Flanking states (S, N, B, E, C, T) are used for proper modeling of the ends of the sequence, either for global, local or fragment alignment of the profile. S, B, E, and T are silent, while N and C are used to insert symbols at the flanks.

Examples

Example 8. Creating an HMM Profile Structure

Create an HMM profile structure with 100 MATCH states, using the amino acid alphabet.

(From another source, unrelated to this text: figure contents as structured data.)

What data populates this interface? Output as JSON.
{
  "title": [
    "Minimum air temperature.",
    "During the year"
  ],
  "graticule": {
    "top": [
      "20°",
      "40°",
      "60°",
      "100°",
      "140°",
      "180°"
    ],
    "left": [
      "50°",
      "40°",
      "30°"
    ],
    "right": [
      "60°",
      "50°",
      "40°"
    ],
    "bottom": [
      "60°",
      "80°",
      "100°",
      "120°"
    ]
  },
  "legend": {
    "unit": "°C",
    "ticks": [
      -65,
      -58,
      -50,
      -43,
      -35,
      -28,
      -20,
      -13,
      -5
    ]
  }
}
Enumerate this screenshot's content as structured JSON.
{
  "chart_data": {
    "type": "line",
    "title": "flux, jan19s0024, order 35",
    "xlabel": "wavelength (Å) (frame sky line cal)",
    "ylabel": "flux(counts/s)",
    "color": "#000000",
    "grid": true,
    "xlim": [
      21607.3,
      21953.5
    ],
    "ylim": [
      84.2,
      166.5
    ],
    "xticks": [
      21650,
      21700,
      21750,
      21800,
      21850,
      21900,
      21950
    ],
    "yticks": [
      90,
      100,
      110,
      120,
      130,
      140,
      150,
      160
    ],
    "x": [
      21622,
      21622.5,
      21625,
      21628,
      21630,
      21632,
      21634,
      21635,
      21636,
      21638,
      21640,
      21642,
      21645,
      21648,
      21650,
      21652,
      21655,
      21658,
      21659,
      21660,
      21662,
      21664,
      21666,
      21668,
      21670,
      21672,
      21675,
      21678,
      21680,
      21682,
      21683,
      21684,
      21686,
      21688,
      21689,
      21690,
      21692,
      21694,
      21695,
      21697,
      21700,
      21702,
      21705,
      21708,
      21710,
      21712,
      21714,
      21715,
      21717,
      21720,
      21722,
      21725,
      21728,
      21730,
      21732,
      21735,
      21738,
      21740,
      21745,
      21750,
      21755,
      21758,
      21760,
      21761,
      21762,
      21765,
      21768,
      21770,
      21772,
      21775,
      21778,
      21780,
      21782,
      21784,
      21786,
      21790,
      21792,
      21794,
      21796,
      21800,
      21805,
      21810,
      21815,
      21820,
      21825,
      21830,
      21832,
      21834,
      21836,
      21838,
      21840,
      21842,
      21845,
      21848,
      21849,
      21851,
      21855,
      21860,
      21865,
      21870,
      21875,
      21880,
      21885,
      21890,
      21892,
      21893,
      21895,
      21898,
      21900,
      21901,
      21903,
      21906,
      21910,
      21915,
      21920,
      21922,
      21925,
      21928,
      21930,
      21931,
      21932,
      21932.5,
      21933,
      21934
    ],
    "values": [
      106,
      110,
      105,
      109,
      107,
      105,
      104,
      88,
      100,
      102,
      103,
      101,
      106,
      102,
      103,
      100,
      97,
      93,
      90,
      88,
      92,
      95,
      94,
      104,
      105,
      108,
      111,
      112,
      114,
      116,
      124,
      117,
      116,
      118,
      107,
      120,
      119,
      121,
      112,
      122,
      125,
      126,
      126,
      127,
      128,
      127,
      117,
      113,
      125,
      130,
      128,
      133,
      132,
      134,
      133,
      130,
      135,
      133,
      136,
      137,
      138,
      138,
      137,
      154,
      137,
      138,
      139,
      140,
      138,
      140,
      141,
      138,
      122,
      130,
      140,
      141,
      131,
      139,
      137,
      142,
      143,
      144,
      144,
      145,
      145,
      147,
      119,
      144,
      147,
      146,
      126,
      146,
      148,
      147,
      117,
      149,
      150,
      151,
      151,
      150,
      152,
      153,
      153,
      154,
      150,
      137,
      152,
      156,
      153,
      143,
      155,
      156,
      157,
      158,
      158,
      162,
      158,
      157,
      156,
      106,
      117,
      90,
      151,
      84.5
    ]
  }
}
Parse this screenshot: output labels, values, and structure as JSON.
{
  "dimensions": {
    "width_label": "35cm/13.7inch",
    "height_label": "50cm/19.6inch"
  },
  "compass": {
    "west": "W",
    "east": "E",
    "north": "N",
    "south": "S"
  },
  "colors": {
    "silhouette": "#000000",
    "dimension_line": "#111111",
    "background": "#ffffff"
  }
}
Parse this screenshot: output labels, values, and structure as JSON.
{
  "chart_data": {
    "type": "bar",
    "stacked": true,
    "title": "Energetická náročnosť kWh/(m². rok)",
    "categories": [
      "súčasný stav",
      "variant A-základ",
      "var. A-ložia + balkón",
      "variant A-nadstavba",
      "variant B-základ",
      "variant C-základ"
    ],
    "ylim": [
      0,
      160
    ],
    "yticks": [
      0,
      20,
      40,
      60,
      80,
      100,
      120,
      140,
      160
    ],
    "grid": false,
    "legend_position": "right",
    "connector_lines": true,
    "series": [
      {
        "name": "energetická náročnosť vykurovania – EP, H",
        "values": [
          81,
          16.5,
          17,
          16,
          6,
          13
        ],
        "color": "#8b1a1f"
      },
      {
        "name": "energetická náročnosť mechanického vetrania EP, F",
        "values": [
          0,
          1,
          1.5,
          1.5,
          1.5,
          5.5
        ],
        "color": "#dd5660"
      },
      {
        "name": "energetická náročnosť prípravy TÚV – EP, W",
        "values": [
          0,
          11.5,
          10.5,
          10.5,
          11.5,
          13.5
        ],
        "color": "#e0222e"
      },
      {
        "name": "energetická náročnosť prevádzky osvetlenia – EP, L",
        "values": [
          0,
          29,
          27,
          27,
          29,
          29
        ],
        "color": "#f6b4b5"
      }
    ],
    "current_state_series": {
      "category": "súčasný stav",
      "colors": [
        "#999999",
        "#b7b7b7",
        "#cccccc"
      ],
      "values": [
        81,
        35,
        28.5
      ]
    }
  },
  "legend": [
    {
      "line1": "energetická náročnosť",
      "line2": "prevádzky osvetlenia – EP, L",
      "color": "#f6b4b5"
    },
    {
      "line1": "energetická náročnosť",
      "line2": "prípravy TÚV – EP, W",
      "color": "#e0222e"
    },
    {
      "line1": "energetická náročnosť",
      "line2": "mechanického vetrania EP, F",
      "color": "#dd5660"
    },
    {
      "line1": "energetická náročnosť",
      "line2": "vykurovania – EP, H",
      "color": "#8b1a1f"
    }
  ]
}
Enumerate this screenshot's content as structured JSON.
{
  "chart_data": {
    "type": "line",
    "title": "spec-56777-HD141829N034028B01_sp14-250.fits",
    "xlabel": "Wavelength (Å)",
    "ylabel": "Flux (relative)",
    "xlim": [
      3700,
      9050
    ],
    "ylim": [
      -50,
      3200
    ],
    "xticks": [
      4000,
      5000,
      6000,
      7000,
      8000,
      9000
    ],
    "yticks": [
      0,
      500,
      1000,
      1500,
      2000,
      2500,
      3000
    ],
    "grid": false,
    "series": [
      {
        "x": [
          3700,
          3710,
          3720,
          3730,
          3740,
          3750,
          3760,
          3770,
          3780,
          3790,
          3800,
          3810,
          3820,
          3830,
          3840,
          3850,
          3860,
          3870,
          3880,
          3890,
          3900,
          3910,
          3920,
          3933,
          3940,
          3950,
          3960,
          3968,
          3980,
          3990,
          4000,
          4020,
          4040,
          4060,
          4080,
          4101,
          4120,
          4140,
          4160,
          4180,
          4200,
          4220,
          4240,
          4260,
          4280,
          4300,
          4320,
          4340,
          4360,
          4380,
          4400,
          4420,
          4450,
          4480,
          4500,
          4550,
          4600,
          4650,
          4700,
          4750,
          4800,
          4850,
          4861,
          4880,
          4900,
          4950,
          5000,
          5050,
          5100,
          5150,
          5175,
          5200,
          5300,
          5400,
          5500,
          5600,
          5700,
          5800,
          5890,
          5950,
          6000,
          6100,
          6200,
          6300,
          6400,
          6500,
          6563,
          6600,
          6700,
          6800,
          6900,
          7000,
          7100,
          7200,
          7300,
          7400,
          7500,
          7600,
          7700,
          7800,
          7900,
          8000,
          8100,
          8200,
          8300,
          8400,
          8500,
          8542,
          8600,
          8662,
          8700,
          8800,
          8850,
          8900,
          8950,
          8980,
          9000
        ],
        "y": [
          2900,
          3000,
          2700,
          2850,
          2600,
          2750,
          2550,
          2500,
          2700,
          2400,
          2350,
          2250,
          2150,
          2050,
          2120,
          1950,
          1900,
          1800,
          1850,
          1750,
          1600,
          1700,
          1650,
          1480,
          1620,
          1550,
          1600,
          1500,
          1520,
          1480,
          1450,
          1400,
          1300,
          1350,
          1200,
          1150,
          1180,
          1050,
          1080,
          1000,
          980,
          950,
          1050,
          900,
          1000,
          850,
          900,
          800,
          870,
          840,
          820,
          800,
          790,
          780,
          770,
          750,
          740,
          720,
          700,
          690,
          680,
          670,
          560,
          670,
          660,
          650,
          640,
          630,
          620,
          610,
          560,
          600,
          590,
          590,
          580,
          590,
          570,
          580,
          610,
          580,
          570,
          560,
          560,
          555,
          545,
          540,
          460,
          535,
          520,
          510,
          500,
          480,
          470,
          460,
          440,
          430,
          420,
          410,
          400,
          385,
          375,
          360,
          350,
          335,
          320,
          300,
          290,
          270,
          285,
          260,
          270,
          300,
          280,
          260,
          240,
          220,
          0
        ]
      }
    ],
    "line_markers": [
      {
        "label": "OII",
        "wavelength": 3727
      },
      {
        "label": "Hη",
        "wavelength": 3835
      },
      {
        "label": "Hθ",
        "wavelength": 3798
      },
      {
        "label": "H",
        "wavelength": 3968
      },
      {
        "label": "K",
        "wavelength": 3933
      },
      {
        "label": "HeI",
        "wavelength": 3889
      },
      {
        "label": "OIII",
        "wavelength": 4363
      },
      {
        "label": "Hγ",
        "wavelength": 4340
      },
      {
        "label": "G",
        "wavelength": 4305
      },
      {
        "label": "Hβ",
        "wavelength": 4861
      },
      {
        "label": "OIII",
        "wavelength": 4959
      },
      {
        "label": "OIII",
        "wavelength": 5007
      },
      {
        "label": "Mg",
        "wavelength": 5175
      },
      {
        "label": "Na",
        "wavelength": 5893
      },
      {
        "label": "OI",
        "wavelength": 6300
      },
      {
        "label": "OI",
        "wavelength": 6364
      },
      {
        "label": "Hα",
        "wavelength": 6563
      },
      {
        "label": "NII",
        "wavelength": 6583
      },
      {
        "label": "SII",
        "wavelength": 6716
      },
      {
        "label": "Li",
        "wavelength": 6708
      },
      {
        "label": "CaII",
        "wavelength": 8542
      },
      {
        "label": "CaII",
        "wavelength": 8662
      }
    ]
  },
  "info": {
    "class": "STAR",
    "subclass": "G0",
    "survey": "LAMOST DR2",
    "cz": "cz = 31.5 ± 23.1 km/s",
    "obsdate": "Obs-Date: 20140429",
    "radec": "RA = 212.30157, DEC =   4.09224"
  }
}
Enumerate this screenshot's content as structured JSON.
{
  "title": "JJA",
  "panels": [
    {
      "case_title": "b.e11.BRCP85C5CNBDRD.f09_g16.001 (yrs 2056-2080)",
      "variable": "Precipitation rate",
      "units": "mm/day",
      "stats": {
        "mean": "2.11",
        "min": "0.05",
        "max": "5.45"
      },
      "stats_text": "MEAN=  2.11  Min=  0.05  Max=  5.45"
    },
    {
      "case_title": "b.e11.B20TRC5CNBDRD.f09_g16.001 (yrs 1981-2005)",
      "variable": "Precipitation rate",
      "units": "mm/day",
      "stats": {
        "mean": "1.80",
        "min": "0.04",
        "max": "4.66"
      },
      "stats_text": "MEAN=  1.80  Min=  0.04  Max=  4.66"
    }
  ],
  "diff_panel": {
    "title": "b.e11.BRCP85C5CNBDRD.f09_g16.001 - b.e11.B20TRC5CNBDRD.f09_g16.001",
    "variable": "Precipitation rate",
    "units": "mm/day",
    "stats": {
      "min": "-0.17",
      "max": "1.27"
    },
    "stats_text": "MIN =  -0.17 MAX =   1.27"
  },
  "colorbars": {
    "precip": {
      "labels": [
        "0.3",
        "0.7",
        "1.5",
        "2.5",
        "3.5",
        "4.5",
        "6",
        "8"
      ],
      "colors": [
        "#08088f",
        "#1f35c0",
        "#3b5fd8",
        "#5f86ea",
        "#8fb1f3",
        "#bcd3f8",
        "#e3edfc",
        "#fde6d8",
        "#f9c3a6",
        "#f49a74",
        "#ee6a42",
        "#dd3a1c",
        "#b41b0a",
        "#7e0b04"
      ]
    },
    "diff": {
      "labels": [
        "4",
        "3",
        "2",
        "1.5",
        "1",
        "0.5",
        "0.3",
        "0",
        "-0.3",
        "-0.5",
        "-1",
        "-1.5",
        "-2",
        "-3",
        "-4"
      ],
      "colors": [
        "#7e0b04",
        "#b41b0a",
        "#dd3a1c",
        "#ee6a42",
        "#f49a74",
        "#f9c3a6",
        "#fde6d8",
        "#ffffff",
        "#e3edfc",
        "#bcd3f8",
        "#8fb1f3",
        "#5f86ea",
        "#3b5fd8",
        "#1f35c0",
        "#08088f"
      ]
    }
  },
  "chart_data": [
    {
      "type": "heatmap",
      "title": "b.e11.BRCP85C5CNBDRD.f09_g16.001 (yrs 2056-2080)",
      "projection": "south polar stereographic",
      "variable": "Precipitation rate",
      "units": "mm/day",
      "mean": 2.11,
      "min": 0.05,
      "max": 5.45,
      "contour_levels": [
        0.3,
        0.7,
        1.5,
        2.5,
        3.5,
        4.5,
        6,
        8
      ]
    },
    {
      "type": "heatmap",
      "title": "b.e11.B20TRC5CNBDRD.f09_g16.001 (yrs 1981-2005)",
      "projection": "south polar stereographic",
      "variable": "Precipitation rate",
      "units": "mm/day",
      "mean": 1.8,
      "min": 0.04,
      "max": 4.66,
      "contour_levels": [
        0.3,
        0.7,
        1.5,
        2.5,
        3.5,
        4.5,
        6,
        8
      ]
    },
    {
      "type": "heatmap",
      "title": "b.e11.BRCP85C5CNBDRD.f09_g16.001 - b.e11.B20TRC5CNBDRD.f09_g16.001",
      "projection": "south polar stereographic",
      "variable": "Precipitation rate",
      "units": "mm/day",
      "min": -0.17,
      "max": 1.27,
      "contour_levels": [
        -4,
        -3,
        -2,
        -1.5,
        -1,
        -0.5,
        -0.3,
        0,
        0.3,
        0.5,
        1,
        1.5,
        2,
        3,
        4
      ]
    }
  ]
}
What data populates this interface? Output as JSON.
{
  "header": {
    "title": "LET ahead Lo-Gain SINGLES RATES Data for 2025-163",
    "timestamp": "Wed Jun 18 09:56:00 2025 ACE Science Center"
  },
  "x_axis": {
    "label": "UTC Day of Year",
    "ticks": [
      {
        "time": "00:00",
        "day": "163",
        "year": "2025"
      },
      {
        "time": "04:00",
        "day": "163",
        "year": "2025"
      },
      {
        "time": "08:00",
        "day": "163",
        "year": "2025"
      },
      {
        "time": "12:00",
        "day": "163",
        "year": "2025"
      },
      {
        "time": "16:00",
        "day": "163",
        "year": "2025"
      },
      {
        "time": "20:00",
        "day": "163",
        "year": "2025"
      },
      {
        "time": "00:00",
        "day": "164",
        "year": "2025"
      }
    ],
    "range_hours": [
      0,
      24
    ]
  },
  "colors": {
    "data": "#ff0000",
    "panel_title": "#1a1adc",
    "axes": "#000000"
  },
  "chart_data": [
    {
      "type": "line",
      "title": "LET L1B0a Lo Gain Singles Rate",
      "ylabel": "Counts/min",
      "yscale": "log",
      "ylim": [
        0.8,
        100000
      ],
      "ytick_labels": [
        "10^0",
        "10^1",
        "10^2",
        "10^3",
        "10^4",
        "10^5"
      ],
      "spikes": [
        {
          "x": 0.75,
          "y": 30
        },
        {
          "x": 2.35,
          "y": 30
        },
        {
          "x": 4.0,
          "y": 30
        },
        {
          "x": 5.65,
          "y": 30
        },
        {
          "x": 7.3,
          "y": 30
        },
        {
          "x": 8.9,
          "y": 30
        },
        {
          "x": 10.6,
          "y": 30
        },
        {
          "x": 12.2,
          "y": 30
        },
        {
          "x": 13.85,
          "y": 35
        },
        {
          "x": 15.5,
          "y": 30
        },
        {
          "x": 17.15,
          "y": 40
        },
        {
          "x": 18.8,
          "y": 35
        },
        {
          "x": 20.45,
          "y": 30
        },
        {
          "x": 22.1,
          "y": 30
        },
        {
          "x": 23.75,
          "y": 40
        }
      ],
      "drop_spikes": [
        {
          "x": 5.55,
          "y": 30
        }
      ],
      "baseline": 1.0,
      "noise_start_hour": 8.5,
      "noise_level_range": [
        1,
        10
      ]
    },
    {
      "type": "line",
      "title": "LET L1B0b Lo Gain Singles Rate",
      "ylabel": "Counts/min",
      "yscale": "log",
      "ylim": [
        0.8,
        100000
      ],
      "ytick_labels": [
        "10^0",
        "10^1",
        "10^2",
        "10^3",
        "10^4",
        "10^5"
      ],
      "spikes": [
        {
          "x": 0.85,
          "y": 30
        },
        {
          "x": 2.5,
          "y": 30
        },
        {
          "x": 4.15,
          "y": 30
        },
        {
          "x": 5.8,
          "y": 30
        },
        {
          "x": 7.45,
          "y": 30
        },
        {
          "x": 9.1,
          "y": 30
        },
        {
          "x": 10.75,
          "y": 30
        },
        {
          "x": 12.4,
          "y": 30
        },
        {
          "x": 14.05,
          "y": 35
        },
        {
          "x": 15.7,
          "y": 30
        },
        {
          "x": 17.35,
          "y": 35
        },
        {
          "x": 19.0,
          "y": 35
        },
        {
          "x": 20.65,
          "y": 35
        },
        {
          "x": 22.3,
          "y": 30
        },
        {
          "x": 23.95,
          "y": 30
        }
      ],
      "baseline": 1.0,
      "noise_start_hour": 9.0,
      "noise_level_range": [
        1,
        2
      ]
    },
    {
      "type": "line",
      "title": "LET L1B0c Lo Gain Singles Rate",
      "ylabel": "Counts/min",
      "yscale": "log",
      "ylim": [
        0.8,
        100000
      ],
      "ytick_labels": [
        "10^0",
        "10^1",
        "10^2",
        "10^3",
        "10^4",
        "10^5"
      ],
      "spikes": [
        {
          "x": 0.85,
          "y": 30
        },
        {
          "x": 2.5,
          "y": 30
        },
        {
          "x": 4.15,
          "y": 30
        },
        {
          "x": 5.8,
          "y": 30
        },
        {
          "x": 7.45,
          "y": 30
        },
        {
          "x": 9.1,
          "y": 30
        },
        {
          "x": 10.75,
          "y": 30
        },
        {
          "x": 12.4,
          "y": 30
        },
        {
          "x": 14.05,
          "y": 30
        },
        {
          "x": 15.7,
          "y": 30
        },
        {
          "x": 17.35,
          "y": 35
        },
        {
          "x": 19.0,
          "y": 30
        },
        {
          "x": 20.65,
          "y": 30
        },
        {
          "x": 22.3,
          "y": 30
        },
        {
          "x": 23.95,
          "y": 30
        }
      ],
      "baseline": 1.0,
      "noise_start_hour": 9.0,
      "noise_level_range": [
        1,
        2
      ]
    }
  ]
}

hmmProfile = hmmprofstruct(100,'Alphabet','AA')

hmmProfile = 

        ModelLength: 100
           Alphabet: 'AA'
      MatchEmission: [100x20 double]
     InsertEmission: [100x20 double]
       NullEmission: [1x20 double]
             BeginX: [101x1 double]
             MatchX: [99x4 double]
            InsertX: [99x2 double]
            DeleteX: [99x2 double]
    FlankingInsertX: [2x2 double]
              LoopX: [2x2 double]
              NullX: [2x1 double]
Example 9. Editing an HMM Profile Structure
  1. Use the pfamhmmread function to create an HMM profile structure from pf00002.ls, a PFAM HMM-formatted file included with the software.

    hmm02 = pfamhmmread('pf00002.ls');
  2. Modify the HMM profile structure to force a global alignment by setting the looping transition probabilities in the flanking insert states to zero.

    hmm02 = hmmprofstruct(hmm02,'FlankingInsertX',[0 0;1 1]);
    hmm02.FlankingInsertX
    
    ans =
    
         0     0
         1     1

Version History

Introduced before R2006a